Beim Blick über Manhattan und das bunte Treiben in New York ragen die Twin Towers kurz ins Bild. Bald darauf sind es Videokassetten, Fernsehwerbung, der Musiksender MTV und das Teletennis Pong, die darauf hinweisen, dass Pablo Bergers nostalgisch getönter Animationsfilm „Robot Dreams“ in den 1980er Jahren spielt. Vom bläulichen Licht des Fernsehbildschirms beleuchtet, sitzt der Hund Dog Varon allein, einsam und traurig in seinem geräumigen Apartment, um sich durch die Programme zu zappen oder gegen sich selbst Pong zu spielen, während er auf sein eigenes Spiegelbild blickt. Plakate von Pierre Etaix‘ Filmkomödie „Yogo“ und von Pink Floyds legendärem Cover zur Platte „The dark side of the moon“ zieren die Wände. Wenn Dog wieder einmal trübselig vor seinem Makkaroni-Fertiggericht sitzt, beobachtet er sehnsüchtig seine geselligen Nachbarn gegenüber.

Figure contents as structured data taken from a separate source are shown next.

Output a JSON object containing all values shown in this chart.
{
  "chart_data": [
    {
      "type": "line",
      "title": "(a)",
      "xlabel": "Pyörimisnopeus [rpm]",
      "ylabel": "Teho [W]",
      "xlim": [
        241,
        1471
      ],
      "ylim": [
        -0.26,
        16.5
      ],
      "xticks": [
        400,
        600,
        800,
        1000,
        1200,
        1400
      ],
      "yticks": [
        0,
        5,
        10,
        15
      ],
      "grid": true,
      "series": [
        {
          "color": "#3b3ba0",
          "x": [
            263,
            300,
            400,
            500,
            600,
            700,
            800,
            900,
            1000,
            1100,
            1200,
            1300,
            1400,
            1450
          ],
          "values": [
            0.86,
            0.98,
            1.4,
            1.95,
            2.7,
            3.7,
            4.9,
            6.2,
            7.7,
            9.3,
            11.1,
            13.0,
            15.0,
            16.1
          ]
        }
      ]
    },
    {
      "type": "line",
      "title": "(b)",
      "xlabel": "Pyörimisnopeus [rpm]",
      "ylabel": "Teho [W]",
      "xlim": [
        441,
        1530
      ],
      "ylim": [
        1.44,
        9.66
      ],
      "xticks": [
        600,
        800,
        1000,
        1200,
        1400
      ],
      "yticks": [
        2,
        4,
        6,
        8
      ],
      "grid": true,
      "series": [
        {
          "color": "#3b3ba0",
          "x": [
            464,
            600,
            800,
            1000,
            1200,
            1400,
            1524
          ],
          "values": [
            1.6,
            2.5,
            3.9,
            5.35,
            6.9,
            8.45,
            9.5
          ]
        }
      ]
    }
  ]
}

Dog ist ein schüchterner, einsamer Hund, dem es an echten Beziehungen mangelt.
Das ändert sich, als er in der TV-Werbung auf ein Angebot der Firma „Amica 2000“ aufmerksam wird, die Roboter als liebevolle Freunde und Wegbegleiter annonciert. Kurzerhand bestellt Dog einen Bausatz, schraubt das kantige Wesen mit Hilfe einer Anleitung und unter den neugierigen Blicken einiger Tauben zusammen und erweckt es schließlich zum Leben. Plötzlich erstrahlt die Welt in neuen Farben und Dog erlebt mit seinem frischgebackenen Freund Robo einen bezaubernden Sommer voller Unbeschwertheit, Freude und neuer Eindrücke. Gemeinsam durchstreifen sie die verschiedenen Stadtviertel des multikulturellen Melting Pot mit seinen Subkulturen und Straßenkünstlern. Dogs bislang trister Alltag verwandelt sich in ein fröhliches Abenteuer, zu dessen vorläufigem Höhepunkt schließlich ein gemeinsames Rollschuhballett mit Robo zum leitmotivisch eingesetzten Song „September“ von Earth, Wind & Fire wird. Schließlich landen die beiden Freunde kurz vor Saisonende im Strand- und Vergnügungspark von Coney Island, wo sie die Zeit vergessen und eine schmerzliche Trennung erleben.
Pablo Bergers wunderschöner, von tiefer Menschlichkeit getragener Animationsfilm „Robot Dreams“, der auf der gleichnamigen Graphic Novel von Sara Varon basiert, ist eine melancholische Reflexion über Freundschaft und die Vergänglichkeit von Beziehungen. Dabei kommen die fantasievoll gezeichneten und animierten Tier-Figuren, die menschlich fühlen, denken und handeln, ganz ohne Dialoge aus und evozieren im Verbund mit rein filmischen Mitteln die visuelle Poesie des Stummfilms. Klare Linien, flächige Farbigkeit und eine große, mit vielen Details angereicherte Schärfentiefe befördern und verstärken diese reine Form des Kinos, das „Robot Dreams“ zum sinnlichen, emotional bewegenden Erlebnis ebenso für Kinder wie für Erwachsene macht. Musik und Sounddesign spielen dabei eine wesentliche Rolle. Immer wieder erzählt der Film, der auch eine liebevolle Hommage an New York ist, zugleich Robos Wunschträume von einer anderen, vielleicht besseren Wirklichkeit. Doch in „Robot Dreams“ sucht und findet das Leben seine eigenen, verschlungenen Wege zu einem anderen, unerwarteten Glück.